Maybe this is the way to convince Republicans and blue-dog Democrats to spend more federal dollars putting Americans back, and working on things we genuinely need: Call it the National Defense Full Employment Act.
Suppose, just suppose, that we shifted our federal spending to create those things we really need -- nation building, if you will -- like light-rail trains, better school facilities, public parks, water and sewer systems, and non-carbon energy sources -- but instead of letting the land value that such investment creates be privatized by whoever owns the land they serve, we collected the value WE created, and used it to fund next year's investment in public goods and services?
Sounds like a virtuous circle to me.
And one which we could recommend to the voters in resource-rich countries.

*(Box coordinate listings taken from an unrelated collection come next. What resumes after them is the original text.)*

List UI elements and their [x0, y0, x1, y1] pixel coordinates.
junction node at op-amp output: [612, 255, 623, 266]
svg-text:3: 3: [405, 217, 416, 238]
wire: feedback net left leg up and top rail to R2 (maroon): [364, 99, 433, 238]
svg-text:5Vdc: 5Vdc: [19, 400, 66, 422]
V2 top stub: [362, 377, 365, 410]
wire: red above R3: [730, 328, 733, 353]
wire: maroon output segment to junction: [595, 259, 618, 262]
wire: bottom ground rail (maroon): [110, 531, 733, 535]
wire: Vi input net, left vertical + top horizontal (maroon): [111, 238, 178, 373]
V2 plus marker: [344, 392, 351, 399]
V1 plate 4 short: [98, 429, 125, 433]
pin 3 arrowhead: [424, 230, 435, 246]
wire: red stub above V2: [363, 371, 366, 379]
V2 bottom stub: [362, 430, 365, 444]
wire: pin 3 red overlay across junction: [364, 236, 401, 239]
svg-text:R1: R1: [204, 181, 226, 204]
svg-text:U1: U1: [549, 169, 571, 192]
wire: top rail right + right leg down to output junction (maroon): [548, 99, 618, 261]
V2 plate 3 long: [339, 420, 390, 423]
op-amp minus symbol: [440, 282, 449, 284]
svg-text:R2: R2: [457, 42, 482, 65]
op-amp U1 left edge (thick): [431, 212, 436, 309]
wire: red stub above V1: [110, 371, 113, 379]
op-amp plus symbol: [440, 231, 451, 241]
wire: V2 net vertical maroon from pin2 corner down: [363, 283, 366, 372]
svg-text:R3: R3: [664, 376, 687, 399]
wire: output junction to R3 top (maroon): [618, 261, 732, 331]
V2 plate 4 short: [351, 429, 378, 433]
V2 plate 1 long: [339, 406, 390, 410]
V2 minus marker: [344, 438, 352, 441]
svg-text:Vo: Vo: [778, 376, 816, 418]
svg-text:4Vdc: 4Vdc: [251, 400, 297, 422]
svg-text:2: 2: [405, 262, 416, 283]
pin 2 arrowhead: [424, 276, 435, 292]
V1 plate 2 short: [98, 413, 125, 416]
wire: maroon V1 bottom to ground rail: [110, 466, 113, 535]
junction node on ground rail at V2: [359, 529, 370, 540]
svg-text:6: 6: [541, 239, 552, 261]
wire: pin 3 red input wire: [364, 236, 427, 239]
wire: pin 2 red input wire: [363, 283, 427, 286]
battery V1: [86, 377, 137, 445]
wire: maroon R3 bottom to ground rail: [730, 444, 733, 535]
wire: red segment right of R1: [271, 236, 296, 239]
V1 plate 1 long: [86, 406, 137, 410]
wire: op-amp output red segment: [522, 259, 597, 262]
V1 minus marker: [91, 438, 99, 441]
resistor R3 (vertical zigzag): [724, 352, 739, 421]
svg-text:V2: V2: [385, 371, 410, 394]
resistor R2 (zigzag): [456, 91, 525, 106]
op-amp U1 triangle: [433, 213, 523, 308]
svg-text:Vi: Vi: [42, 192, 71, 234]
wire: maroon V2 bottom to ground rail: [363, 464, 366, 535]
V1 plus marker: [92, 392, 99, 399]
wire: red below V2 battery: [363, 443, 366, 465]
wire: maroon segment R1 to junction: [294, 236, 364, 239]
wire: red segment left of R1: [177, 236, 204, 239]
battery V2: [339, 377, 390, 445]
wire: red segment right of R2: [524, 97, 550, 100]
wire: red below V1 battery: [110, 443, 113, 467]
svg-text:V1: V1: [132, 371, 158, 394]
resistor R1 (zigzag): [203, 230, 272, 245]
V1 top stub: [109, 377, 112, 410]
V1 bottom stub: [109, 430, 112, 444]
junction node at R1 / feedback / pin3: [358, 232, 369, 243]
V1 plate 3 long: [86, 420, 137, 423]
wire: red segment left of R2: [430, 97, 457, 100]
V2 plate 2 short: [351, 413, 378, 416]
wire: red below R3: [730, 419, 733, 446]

And collecting that value would have a lot of other highly desirable effects, including reversing urban and suburban sprawl, reducing the price of housing, increasing wages, reducing the concentrations of wealth and income, stabilizing our economy. Pick one of those that you don't think would be good for America.
And it isn't pork if it creates value which is then recycled for public purposes. It is pork when we permit it to be privatized
$700B / 4M jobs is $175,000 per job.
There's some leakage there since I'm pretty sure the average salary isn't pushing $200K!
Going with a median of $100,000 per job, $700B *should* fund 7M jobs.
Plus of course the velocity of money effect *should* create at least one local job for each $100K job, for a total of 14M jobs directly or indirectly funded from the DOD purse.